Alex,
With regard to the simplified example, I use the constants, which are instrument handle constants, to ensure the shift registers (arrow boxes on either side of the while loop, passes data from output to input on each iteration) on the while loop have data. You should always try to ensure that the shift registers are wired to some known value, or they may take on the last value that was in them at a previous run time. The practice of not putting constants on shift registers has caught me and most others that write in LabView at one point or another, and it can be a bit frustrating to track down. So best practice is to ensure you know at every step of the way that the shift register is loaded with something, even if it's an empty constant.
They also helps to satisify the LabView rule that every tunnel out of the case structure must have data tied to it in every case. For the 7th case specifically I didn't want to pass the instrument handle from the input side of the case, because we closed it.
The semi-colons at the beginning of each SCPI command isn't really a requirement, but something I practice to force SCPI back to root, and its a "if it ain't broke don't fix it" kind of thing as well. You can "concatenate" SCPI commands together in the same level without re-typing the level, but I haven't had much success at this, but I also haven't messed with it that much. Its just as easy for me to type the full SCPI string as it is. For an example, if your previous command to the instrument was part of the SYS sub set, and the next command is also part of the SYS subset, technically you don't have to send the SYS part of the command set again. This is how I understand it is supposed to work, but I am not a SCPI expert.

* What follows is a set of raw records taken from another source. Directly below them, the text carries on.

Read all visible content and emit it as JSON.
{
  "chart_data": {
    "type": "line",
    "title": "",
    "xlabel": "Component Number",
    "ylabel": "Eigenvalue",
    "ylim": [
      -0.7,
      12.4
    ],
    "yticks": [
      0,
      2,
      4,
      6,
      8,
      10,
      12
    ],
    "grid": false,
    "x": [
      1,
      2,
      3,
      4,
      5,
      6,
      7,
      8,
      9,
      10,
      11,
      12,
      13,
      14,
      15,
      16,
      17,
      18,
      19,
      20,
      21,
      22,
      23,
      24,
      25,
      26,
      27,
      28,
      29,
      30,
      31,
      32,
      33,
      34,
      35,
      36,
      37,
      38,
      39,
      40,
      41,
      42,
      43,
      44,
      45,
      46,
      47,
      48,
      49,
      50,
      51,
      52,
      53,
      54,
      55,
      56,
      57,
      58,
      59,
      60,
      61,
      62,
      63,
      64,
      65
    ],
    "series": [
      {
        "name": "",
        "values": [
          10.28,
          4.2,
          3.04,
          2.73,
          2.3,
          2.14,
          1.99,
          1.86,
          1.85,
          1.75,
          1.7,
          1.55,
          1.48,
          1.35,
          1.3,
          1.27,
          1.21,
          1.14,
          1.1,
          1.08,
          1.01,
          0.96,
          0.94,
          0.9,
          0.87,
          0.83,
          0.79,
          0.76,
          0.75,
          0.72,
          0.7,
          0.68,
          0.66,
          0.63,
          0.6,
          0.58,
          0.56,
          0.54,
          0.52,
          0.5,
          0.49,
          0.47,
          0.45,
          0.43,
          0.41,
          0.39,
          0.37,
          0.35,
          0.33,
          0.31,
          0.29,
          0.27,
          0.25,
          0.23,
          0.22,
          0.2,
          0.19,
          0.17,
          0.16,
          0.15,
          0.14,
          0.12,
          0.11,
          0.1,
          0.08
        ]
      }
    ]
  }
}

As for what commands etc I send, I usualy only do what I need. I very rarely preset the instrument in my code for use here in the office, primarily because the engineers and myself will usually have the instrument setup into the state we want it, and we just use the code for capturing traces, or doing long term tests. For ATE systems that I send to our factories, I will preset the instrument, because I need it to start from a known state so that I can ensure the setup is correct. As a general rule of thumb I tend to do only what I need to do when talking to the instrument. The VISA inherent VIs handle all of the bus initialization via the property node, and general GPIB settings, so it isn't necessary for you to really do much, other than maybe change or establish the timeout as I did in case 1 of my example. Hope that makes sense.
As for your last post, the FORM REAL is telling the analyzer to format the data into binary data format of either a 32 bit or 64 bit form. Check page 184 of the programming manual for info there. They do this for speed, though generally taking traces isn't really all that speed critical, and honestly, I feel it takes more time on the PC side to disect the binary data back to useable numbers. I prefer to have the analyzer send it as FORM ASC which sends the data back as ASCII strings, which the VISA read directly outputs, the its just parsing a string to get the data you want, and most of the time, you can go directly to an array, as the data usually comes back as a comma separated values.
Finally, the command TRAC:DATA:Y? TRA is covered on page 250 of the programming manual, but when done as a query as I have, will return the Trace A Y axis points. Also as per the manual, the DATA and Y parts are optional. The string can be shortened to TRAC? TRA and will produce the same results. The formating of the data coming back is dictated by the FORM command we discussed before. They like to use the REAL format which returns the data in 32 or 64 bit blocks, but I prefer to just use the ASCII format, as the conversion at the PC is much simpler and I don't feel there is much of a time benifit in binary (PC memory is cheap as well, so its not as big of a deal to transfer as ASCII as it once was).
Sorry for the long post this time, lots of information on this one though. Hope that answers all the questions.